Lorsque votre contrat de travail prend fin, que ce soit à la suite d’un licenciement, d’une rupture conventionnelle ou de la fin d’un CDD, une question essentielle se pose : qu’advient-il de votre couverture santé d’entreprise ? Heureusement, la loi a prévu un mécanisme protecteur appelé portabilité de la mutuelle. Ce dispositif vous permet de continuer à bénéficier des mêmes garanties santé que celles dont vous disposiez en tant que salarié et, ce, pendant une période déterminée. L’un des grands avantages de ce système est qu’il est gratuit pour vous. Cependant, si l’ancien salarié ne débourse rien, qui prend en charge le coût de cette couverture pendant la période de chômage ? Retrouvez toutes les explications sur la portabilité de la mutuelle dans cet article.
La portabilité, un droit financé par la solidarité de l’entreprise
Contrairement à une idée reçue, ce n’est ni votre ancien employeur qui continue à payer seul votre part, ni l’assurance chômage qui prend le relais. Le financement de la portabilité repose sur un principe de mutualisation.

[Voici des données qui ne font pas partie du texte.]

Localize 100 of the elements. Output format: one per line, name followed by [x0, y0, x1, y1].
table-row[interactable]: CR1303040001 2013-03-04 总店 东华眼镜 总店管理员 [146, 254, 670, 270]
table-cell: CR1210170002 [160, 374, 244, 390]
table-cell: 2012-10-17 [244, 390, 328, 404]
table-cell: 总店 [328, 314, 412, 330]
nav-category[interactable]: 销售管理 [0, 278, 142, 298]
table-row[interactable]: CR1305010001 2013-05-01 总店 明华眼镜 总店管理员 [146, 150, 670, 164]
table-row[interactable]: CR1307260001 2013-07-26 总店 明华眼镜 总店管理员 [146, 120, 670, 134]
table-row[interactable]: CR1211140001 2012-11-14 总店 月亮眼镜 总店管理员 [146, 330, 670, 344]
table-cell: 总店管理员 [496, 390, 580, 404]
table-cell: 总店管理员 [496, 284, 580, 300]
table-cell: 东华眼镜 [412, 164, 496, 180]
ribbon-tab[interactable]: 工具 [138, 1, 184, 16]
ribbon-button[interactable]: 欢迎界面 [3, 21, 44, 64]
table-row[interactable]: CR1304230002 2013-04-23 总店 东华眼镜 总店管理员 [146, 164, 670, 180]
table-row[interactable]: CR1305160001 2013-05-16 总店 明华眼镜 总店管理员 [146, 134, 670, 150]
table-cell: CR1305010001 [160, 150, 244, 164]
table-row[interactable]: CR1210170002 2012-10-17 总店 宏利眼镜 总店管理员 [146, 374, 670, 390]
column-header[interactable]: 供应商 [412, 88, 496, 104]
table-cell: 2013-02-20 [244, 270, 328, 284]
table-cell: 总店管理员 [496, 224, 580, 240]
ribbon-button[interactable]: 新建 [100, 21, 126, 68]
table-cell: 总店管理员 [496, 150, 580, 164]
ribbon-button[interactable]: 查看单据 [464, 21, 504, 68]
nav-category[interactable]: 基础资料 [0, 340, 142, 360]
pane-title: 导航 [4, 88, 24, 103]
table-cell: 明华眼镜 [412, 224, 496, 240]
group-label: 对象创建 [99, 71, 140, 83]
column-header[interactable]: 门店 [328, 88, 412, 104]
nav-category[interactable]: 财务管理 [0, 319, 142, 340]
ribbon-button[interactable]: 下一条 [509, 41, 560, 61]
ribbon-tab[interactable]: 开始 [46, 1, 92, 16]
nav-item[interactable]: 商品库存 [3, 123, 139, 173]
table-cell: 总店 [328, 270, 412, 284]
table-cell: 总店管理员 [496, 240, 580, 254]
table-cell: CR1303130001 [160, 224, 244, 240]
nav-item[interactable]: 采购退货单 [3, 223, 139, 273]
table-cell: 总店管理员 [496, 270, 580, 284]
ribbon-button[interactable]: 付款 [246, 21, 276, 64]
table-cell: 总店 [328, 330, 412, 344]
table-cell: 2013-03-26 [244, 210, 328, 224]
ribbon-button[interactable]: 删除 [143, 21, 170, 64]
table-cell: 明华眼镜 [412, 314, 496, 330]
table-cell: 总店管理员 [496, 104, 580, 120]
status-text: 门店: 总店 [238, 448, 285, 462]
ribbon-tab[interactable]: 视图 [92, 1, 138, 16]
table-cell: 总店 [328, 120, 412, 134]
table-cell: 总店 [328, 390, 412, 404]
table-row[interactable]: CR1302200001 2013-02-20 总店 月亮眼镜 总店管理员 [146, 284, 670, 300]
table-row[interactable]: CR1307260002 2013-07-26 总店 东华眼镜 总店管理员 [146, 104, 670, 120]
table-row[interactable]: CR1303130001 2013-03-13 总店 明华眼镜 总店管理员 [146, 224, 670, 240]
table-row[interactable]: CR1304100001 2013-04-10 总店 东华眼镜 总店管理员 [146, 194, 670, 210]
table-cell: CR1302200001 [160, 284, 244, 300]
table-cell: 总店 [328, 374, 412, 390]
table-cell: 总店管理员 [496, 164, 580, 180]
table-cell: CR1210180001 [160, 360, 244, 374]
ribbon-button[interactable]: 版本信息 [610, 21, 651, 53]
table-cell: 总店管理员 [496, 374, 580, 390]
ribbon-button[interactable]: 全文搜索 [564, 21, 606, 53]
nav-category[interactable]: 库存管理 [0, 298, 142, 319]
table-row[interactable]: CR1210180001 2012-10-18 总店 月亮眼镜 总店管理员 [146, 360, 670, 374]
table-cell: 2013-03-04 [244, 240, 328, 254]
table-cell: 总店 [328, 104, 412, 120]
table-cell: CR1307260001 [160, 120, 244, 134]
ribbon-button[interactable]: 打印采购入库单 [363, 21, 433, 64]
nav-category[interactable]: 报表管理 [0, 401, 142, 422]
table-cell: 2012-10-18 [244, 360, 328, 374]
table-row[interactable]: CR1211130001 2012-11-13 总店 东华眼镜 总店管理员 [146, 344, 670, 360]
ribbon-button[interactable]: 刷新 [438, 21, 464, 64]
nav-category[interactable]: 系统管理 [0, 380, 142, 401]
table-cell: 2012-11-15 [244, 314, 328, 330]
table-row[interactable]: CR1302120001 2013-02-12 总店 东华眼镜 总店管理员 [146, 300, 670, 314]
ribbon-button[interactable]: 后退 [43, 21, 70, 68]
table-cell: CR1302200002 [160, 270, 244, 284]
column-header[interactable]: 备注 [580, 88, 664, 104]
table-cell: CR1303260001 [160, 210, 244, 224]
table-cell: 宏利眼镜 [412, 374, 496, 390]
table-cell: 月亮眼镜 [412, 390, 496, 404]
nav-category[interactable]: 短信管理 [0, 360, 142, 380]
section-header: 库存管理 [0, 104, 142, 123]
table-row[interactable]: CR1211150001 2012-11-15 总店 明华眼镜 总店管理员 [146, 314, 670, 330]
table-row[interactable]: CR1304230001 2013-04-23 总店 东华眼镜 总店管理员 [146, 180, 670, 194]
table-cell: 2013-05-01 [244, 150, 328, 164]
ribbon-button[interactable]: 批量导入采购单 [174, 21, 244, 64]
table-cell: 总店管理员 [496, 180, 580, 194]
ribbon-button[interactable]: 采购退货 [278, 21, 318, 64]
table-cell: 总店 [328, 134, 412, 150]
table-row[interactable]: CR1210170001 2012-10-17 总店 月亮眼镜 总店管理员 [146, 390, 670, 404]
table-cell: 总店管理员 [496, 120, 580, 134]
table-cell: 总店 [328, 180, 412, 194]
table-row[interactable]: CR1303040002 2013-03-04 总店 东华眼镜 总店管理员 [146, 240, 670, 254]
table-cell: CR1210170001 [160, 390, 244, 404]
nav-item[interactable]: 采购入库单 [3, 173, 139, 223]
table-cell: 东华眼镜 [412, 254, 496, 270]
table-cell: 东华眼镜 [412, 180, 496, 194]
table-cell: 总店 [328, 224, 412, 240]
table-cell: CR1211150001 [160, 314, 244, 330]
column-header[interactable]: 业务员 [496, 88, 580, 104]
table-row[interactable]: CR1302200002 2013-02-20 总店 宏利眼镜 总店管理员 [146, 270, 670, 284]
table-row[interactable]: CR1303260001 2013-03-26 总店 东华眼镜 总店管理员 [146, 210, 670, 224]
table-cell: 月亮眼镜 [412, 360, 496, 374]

Concrètement, le coût de votre couverture santé est réparti et intégré dans les cotisations payées par l’ensemble des salariés encore actifs dans l’entreprise ainsi que par l’employeur.
Il s’agit d’un système solidaire dans lequel les actuels cotisants financent collectivement le maintien des droits pour les anciens salariés qui ont quitté la société. C’est grâce à ce mécanisme que vous, en tant qu’ancien salarié au chômage, bénéficiez du maintien de vos garanties sans avoir à verser la moindre cotisation durant toute la durée de la portabilité.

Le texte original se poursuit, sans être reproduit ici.